AHC and WI: Ralph Ellison's Second Novel

Has anyone here read either of the published manuscripts of Ralph Ellison's second attempted novel? When and how could he have finished and published it? What might have been its legacy? Depending on when it gets published, would Ellison do a third novel?
 

Japhy

Banned
I don't normally read unfinished manuscripts but I'm not sure how vastly changed Ellison's legacy would be had he finished the projects.
 
According to Wikipedia, the plot of the would-be second novel -- titled posthumously as Juneteenth and Three Days Before the Shooting -- "revolves around a man named Bliss of indeterminate race who is raised by a black Baptist minister named Alonzo Hickman. As an adult he assumes a white identity and eventually becomes a race-baiting United States Senator named Adam Sunraider".
 

Japhy

Banned
I just don't see how anyone can assume that this would be bigger then The Invisible Man, so again, I can't be sure it would have any impact on his legacy.
 
Ellison is regarded as a great writer and Invisible Man as forever part of the American literary cannon.

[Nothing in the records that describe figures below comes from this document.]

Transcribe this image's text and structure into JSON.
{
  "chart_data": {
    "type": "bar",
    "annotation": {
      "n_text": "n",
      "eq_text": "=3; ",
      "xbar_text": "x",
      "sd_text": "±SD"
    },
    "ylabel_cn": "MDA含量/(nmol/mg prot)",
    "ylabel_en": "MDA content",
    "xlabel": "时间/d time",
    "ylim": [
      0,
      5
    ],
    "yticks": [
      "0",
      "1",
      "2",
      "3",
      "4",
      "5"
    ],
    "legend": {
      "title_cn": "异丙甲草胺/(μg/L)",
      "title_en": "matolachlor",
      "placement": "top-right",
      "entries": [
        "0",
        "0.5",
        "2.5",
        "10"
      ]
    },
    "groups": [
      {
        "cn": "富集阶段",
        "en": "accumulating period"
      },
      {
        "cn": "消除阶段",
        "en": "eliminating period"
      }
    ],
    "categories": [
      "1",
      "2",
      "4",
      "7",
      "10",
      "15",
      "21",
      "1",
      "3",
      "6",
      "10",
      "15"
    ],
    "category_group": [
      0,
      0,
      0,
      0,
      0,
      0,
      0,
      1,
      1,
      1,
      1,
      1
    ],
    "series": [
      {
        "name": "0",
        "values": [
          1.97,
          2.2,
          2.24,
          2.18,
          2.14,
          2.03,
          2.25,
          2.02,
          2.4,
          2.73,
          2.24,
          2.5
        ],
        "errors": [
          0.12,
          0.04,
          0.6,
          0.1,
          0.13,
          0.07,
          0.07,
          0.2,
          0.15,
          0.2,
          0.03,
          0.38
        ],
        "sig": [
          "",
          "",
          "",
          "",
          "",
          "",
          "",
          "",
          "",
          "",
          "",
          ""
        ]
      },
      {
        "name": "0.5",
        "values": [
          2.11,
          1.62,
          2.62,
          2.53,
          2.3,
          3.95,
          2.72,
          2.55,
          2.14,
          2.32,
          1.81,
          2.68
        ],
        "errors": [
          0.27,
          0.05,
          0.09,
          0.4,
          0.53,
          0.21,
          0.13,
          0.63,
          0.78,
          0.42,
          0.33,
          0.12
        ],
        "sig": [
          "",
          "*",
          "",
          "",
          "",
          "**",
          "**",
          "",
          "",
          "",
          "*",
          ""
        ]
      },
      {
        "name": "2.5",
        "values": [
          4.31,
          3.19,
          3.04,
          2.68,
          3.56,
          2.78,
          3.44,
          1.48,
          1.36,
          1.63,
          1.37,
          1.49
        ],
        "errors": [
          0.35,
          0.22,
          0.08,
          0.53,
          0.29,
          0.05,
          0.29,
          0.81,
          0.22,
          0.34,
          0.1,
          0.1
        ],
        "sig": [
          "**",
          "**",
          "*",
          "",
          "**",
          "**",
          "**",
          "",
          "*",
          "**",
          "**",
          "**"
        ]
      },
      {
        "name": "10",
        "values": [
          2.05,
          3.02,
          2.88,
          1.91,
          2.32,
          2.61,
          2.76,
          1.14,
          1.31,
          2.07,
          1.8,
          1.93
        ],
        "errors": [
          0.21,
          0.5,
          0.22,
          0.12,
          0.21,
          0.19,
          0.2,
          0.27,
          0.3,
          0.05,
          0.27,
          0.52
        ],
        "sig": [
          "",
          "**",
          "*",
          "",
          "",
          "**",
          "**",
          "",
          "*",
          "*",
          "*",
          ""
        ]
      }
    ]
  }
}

This sounds awkward but if he got it together somehow and published Juneteenth in 1968 or 1969, he'd probably be seen as, uh, a really super-great writer?

Just by its subject alone, it would be a case of a novel coming out at a perfect time in the Zeitgist. I'm sure - given his talent - he could have come up with something that was readible at the very least.
 
... if he got it together somehow and published Juneteenth in 1968 or 1969...

Just by its subject alone, it would be a case of a novel coming out at a perfect time in the Zeitgist..

I'm wondering if it might come out even earlier. At least one source says that "most" of the manuscript was written in the 50's -- if this is so, then an early 1960's publication, when legislation like the Civil Rights Act is being discussed (or about to be discussed), would seem plausible.